Ce fut probablement l’une des pires journées qu’aient eu à vivre, depuis l’élection présidentielle, les communicants du chef de l’Etat. Il s’était invité à Périgueux pour dire sa volonté de réparer les fractures territoriales. Il aura passé ce jeudi à fuir les questions sur les invraisemblables agissements de l’un de ses collaborateurs.
Après la célébration euphorique de la France championne du monde, ce déplacement en Dordogne devait marquer le retour d’Emmanuel Macron aux dures réalités de la France en souffrance. Dans ce département rural, il s’agissait de faire savoir que l’exécutif mettait désormais au cœur de ses priorités la restauration de l’équité territoriale. Et si la dépense publique doit être réduite, ce ne sera plus, promis juré, aux dépens des services publics de proximité.
Exaspération
«Qu'avez-vous pensé de la vidéo révélée hier ?» a risqué un premier journaliste, alors que Macron venait de se faire présenter les nouveaux services de visites aux personnes âgées proposés par la Poste, au centre de tri de Marsac-sur-l'Isle. «Je suis là, moi, avec les gens», a répondu le Président avant de tourner les talons, sans rien laisser voir de son exaspération.
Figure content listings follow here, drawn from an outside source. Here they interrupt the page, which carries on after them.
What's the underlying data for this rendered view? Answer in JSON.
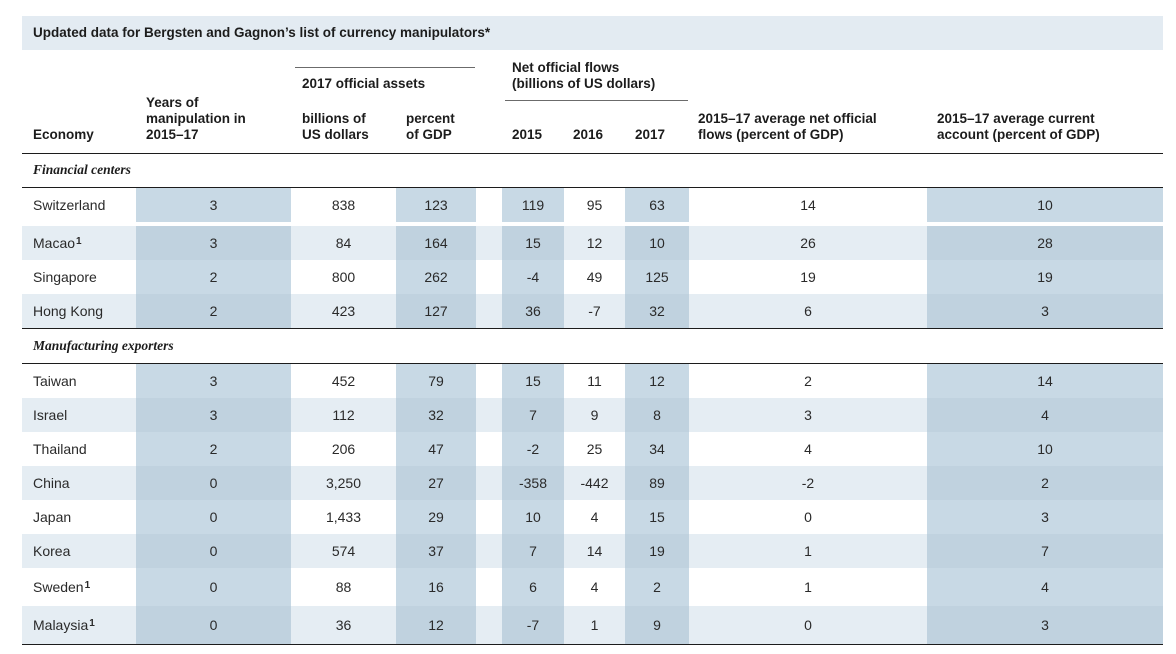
{
  "title": "Updated data for Bergsten and Gagnon’s list of currency manipulators*",
  "headers": {
    "economy": "Economy",
    "years": "Years of\nmanipulation in\n2015–17",
    "assets_group": "2017 official assets",
    "assets_billions": "billions of\nUS dollars",
    "assets_percent": "percent\nof GDP",
    "flows_group": "Net official flows\n(billions of US dollars)",
    "y2015": "2015",
    "y2016": "2016",
    "y2017": "2017",
    "avg_flows": "2015–17 average net official\nflows (percent of GDP)",
    "avg_ca": "2015–17 average current\naccount (percent of GDP)"
  },
  "sections": [
    {
      "label": "Financial centers",
      "rows": [
        {
          "economy": "Switzerland",
          "note": "",
          "years": "3",
          "assets_bn": "838",
          "assets_pct": "123",
          "f2015": "119",
          "f2016": "95",
          "f2017": "63",
          "avg_flows": "14",
          "avg_ca": "10"
        },
        {
          "economy": "Macao",
          "note": "1",
          "years": "3",
          "assets_bn": "84",
          "assets_pct": "164",
          "f2015": "15",
          "f2016": "12",
          "f2017": "10",
          "avg_flows": "26",
          "avg_ca": "28"
        },
        {
          "economy": "Singapore",
          "note": "",
          "years": "2",
          "assets_bn": "800",
          "assets_pct": "262",
          "f2015": "-4",
          "f2016": "49",
          "f2017": "125",
          "avg_flows": "19",
          "avg_ca": "19"
        },
        {
          "economy": "Hong Kong",
          "note": "",
          "years": "2",
          "assets_bn": "423",
          "assets_pct": "127",
          "f2015": "36",
          "f2016": "-7",
          "f2017": "32",
          "avg_flows": "6",
          "avg_ca": "3"
        }
      ]
    },
    {
      "label": "Manufacturing exporters",
      "rows": [
        {
          "economy": "Taiwan",
          "note": "",
          "years": "3",
          "assets_bn": "452",
          "assets_pct": "79",
          "f2015": "15",
          "f2016": "11",
          "f2017": "12",
          "avg_flows": "2",
          "avg_ca": "14"
        },
        {
          "economy": "Israel",
          "note": "",
          "years": "3",
          "assets_bn": "112",
          "assets_pct": "32",
          "f2015": "7",
          "f2016": "9",
          "f2017": "8",
          "avg_flows": "3",
          "avg_ca": "4"
        },
        {
          "economy": "Thailand",
          "note": "",
          "years": "2",
          "assets_bn": "206",
          "assets_pct": "47",
          "f2015": "-2",
          "f2016": "25",
          "f2017": "34",
          "avg_flows": "4",
          "avg_ca": "10"
        },
        {
          "economy": "China",
          "note": "",
          "years": "0",
          "assets_bn": "3,250",
          "assets_pct": "27",
          "f2015": "-358",
          "f2016": "-442",
          "f2017": "89",
          "avg_flows": "-2",
          "avg_ca": "2"
        },
        {
          "economy": "Japan",
          "note": "",
          "years": "0",
          "assets_bn": "1,433",
          "assets_pct": "29",
          "f2015": "10",
          "f2016": "4",
          "f2017": "15",
          "avg_flows": "0",
          "avg_ca": "3"
        },
        {
          "economy": "Korea",
          "note": "",
          "years": "0",
          "assets_bn": "574",
          "assets_pct": "37",
          "f2015": "7",
          "f2016": "14",
          "f2017": "19",
          "avg_flows": "1",
          "avg_ca": "7"
        },
        {
          "economy": "Sweden",
          "note": "1",
          "years": "0",
          "assets_bn": "88",
          "assets_pct": "16",
          "f2015": "6",
          "f2016": "4",
          "f2017": "2",
          "avg_flows": "1",
          "avg_ca": "4"
        },
        {
          "economy": "Malaysia",
          "note": "1",
          "years": "0",
          "assets_bn": "36",
          "assets_pct": "12",
          "f2015": "-7",
          "f2016": "1",
          "f2017": "9",
          "avg_flows": "0",
          "avg_ca": "3"
        }
      ]
    }
  ],
  "colors": {
    "title_bg": "#e3ebf2",
    "row_shade": "#e5edf3",
    "column_shade": "#c8d9e5"
  }
}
Dans son entourage, en revanche, on cachait mal son effarement face à cette tempête que la déclaration bancale du porte-parole Bruno Roger-Petit n'a absolument pas calmée. Plus de douze heures après les révélations du Monde, la réaction de l'Elysée a plutôt contribué à jeter de l'huile sur le feu. Il était clair, dès lors, que ce déplacement présidentiel serait un calvaire.
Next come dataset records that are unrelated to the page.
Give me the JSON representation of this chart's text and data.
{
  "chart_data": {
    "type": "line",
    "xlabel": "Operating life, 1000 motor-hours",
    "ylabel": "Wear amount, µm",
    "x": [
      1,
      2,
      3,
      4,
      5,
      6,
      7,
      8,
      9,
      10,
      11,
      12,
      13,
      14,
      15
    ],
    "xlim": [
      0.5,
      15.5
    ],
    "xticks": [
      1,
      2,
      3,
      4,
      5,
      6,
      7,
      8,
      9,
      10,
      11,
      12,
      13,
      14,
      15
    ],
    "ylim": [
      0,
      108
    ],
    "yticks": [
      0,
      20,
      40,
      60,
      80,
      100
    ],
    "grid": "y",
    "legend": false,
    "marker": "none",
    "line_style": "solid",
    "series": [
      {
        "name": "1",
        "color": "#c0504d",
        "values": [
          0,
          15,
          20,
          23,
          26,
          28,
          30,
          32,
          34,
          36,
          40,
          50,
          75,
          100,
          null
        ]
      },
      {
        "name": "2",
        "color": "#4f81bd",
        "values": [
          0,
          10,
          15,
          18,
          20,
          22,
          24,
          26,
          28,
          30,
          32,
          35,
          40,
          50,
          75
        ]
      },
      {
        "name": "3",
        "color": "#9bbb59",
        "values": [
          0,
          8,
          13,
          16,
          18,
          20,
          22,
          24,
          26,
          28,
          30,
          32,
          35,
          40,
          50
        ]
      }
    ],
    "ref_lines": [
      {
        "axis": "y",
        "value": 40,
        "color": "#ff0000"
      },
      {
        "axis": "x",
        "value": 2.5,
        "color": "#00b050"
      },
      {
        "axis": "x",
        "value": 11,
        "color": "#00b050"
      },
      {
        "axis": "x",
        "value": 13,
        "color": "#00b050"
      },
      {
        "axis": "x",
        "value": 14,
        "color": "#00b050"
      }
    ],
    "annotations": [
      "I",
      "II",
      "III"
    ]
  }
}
«Mais qui va s'intéresser à notre histoire ?» constatait, résigné, un responsable de la Poste. Le clou de cette visite, ce devait être le dévoilement de la Marianne engagée, gravure sélectionnée par Macron pour le timbre de son quinquennat, conformément à une vieille tradition à laquelle ont sacrifié tous les présidents de la Ve République. Une réplique géante de l'œuvre de YZ, une artiste de street art, a été inaugurée sur le pignon d'un immeuble HLM, dans un village de la périphérie de Périgueux. L'occasion pour Macron de célébrer «la République qui descend dans toutes les communes de France», «la fraternité qui réhumanise l'action publique».
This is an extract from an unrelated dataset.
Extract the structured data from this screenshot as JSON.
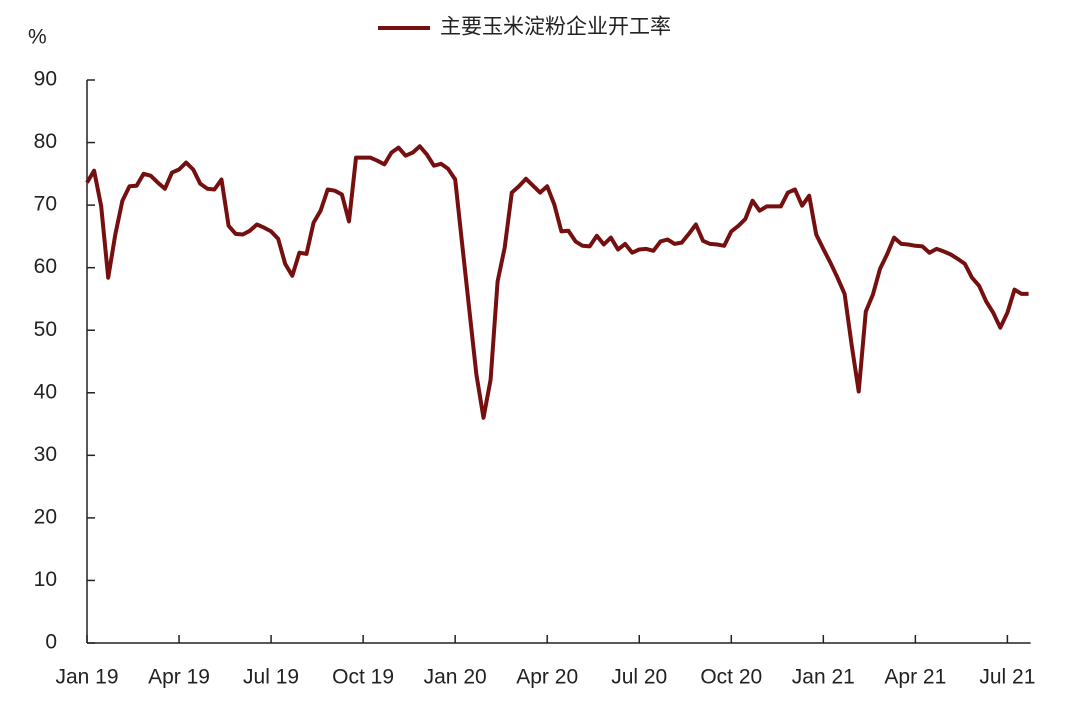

Lors du rituel bain de foule qui avait précédé ce discours, une habitante n'avait pas caché son scepticisme : «On n'a plus les moyens de vivre, monsieur Macron, entendez-nous. On ne s'en sort plus, putain, on ne s'en sort plus», s'est-elle emportée, glissant au passage une remarque sur la vaisselle de l'Elysée. Le chef de l'Etat a répondu qu'il savait bien «que les choses allaient mal» et que c'est bien pour cette raison qu'il «travaille à les changer». Quant à la vaisselle de Sèvres, il jure, «les yeux dans les yeux», que cette commande n'a «pas coûté un centime de plus au contribuable». «Ce n'est pas pour mon bon plaisir, je me suis toujours payé mes assiettes», a insisté le Président, se désolant de devoir encore «opposer les faits» à ceux qui veulent «en permanence salir».
«Inaltérable»
Mais cette République symbolisée par la Marianne «fière et volontaire» au «regard franc tourné vers l'avenir», n'est-elle pas maltraitée, bafouée pas ce matraqueur déguisé en policier et toujours salarié par l'Elysée ? «Non, non, la République elle est inaltérable», a sèchement répondu Macron, avant de s'attarder pour répondre aux questions pointues de la rédactrice d'une revue de philatélie.